Complejizadas las identidades de clases –y no porque no existan pobres y ricos, privilegiados y desfavorecidos– las izquierdas se recuestan desde hace tiempo sobre las costumbres. Buscan “deconstruir” lo que consideran una moral “hegemónica” que habría favorecido por siglos, y todavía lo haría, al varón blanco heterosexual por sobre las demás identidades de lo que hoy no se puede llamar más “sexo” y se debe llamar “género” (desde las mujeres nacidas como tales, pasando por las personas gais llegando a las personas transgénero y “de género fluido”). Se hace esta crítica al muchas veces llamado “macho opresor” sin hacer entrar en la ecuación qué posición en la escala social ocupa el varón heterosexual  –¿heterogénero?–. Así entonces, un varón gay o una mujer que tienen un cargo gerencial en una importante multinacional tendría menos poder y derechos que un  hombre trabajador informal inmigrante (“hombre cisgénero”, según la actual jerga progresista).

Así las cosas, ante una cuestión social que se complejiza –producto de una economía capitalista más compleja– el progresismo no ha cedido el monopolio de los valores de justicia, solo que ha cambiado o corrido totalmente el eje: el campo de batalla dejó de ser el económico para centrarse (casi) exclusivamente en el moral.

Ahora bien, deteniéndonos nuevamente sobre nuestro país, aquí la expresión de las frustraciones (mayormente económicas) con el progresismo moralista parece tener un nombre: Javier Milei. La pregunta es, ¿Quiénes lo votan adhieren a su ultra liberalismo económico o más bien lo votan porque expresa un rechazo a una dirigencia política fracasada? Dudo que el votante medio de Milei sea un adherente ferviente de la Escuela Austríaca.

Si captura tantos votantes como parecen decir las encuestas es porque el ex asesor económico del Grupo Eurnekian está enojado y focaliza su ira sobre esa dirigencia impotente para resolver las dificultades que más preocupan al promedio de la población (y no, no se trata de la falta de visibilidad que tiene la “masturbación femenina” o el “cuidado del ano”).

Esa misma dirigencia que, en su última versión, no quiso perder el monopolio del progresismo y asumió con un presidente que afirmó que “seríamos mejores porque seríamos más mujeres” –o algo por el estilo–. Que mientras veía subir la inflación y el precio del dólar instauró el “genéro X” en el DNI y también impulsó la aprobación de la ley del aborto –aprobación que fue impulsada oficialmente más como respuesta a la demanda de una identidad feminista extrema que en el marco del que debería haber emergido: el de un difícil debate dentro del campo de la salud pública–.

Dicho esto, no creo que la mayoría de los que hoy rechazan al gobierno sean o hayan sido particularmente machistas u homofóbicos, aunque quien encarna el grueso de los descontentos haya girado hacia la bastante contradictoria fórmula que hibrida libertarianismo con conservadurismo.  En todo caso, debería leerse un posible incremento del conservadurismo moral como rechazo en reflejo de una centro-izquierda que la vez que no ha dejado de profundizar la crisis económica, se ha arrogado el monopolio de la virtud moral, mezclándolo todo, “día del masturbación” con derechos de las mujeres, aceptación de la homosexualidad con pseudo-ecologismo que impulsa huertas caseras como solución a la polución ambiental.
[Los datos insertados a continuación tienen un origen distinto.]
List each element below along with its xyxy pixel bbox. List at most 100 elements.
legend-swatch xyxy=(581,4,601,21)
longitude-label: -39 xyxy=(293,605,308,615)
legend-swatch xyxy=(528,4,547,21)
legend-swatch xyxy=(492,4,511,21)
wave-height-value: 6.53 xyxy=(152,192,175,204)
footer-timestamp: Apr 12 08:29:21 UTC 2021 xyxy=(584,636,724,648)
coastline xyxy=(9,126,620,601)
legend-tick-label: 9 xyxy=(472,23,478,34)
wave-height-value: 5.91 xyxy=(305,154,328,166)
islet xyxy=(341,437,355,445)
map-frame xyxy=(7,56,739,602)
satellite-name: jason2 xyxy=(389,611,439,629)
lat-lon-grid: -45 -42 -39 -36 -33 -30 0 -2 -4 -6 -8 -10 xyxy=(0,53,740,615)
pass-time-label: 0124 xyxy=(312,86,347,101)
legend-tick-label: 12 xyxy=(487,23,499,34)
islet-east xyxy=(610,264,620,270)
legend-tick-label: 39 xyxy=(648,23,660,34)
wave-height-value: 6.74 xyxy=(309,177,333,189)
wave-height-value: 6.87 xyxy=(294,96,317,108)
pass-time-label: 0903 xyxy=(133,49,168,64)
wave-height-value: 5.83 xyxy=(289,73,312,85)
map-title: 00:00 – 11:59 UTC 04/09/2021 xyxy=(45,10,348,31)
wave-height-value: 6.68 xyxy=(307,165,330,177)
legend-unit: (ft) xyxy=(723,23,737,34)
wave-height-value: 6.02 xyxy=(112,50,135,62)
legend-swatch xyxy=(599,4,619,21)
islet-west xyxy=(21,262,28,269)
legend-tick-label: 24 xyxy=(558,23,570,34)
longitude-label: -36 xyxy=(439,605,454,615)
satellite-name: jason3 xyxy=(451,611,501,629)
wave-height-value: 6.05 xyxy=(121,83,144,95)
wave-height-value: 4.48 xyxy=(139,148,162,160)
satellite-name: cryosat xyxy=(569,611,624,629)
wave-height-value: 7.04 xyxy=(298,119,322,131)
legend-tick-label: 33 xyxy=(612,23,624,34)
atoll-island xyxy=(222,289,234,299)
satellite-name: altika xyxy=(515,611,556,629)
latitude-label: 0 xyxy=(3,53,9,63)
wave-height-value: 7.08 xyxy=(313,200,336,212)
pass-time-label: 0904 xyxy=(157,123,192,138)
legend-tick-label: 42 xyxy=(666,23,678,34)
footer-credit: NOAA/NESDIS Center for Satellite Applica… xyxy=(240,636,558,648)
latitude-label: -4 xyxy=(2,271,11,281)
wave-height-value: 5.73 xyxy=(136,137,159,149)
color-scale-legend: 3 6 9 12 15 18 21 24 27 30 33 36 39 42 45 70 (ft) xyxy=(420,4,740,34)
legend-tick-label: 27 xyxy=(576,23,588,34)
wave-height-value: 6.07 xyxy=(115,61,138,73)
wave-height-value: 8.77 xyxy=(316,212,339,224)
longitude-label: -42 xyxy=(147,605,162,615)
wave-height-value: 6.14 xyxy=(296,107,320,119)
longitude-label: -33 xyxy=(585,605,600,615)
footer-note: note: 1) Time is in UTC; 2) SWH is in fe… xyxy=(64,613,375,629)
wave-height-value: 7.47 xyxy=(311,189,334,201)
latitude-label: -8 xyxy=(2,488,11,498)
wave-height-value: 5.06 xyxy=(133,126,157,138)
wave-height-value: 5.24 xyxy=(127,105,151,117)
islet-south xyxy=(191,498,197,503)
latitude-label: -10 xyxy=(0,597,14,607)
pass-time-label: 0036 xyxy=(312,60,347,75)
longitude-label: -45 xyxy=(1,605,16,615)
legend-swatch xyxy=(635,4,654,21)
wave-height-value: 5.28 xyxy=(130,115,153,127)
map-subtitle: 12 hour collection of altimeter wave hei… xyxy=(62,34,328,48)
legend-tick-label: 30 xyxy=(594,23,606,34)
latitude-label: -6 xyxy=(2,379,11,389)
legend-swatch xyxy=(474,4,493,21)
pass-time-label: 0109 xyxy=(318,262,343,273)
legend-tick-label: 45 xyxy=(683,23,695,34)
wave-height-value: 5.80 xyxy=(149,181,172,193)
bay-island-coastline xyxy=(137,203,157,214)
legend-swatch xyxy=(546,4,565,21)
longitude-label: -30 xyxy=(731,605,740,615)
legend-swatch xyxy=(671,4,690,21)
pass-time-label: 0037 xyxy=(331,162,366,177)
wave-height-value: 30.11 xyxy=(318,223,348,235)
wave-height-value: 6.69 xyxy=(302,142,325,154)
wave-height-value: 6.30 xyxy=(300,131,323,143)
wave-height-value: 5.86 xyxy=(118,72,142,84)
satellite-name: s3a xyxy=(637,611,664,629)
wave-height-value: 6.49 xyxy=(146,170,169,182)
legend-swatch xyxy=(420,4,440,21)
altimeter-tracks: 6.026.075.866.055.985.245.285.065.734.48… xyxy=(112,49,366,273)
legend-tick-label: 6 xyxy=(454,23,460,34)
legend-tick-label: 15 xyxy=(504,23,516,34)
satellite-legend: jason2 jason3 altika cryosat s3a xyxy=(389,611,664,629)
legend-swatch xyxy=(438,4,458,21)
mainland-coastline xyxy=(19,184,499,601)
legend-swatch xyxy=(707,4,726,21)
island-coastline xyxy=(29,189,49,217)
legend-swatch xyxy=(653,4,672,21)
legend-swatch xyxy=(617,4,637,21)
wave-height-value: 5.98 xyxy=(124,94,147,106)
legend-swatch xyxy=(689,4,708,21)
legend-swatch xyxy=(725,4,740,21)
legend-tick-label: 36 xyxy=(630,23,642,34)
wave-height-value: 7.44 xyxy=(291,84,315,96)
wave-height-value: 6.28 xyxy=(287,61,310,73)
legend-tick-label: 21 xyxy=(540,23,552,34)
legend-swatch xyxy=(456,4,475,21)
Después de todo, así se crean los huevos de las serpientes. No porque las personas descontentas apoyen particularmente cada uno los contenidos de quienes se erigen como representantes de la ira hacia el estado actual de las cosas, sino simplemente porque logran construir un “nosotros” frente a un “otro” que falló en resolver lo que más preocupa.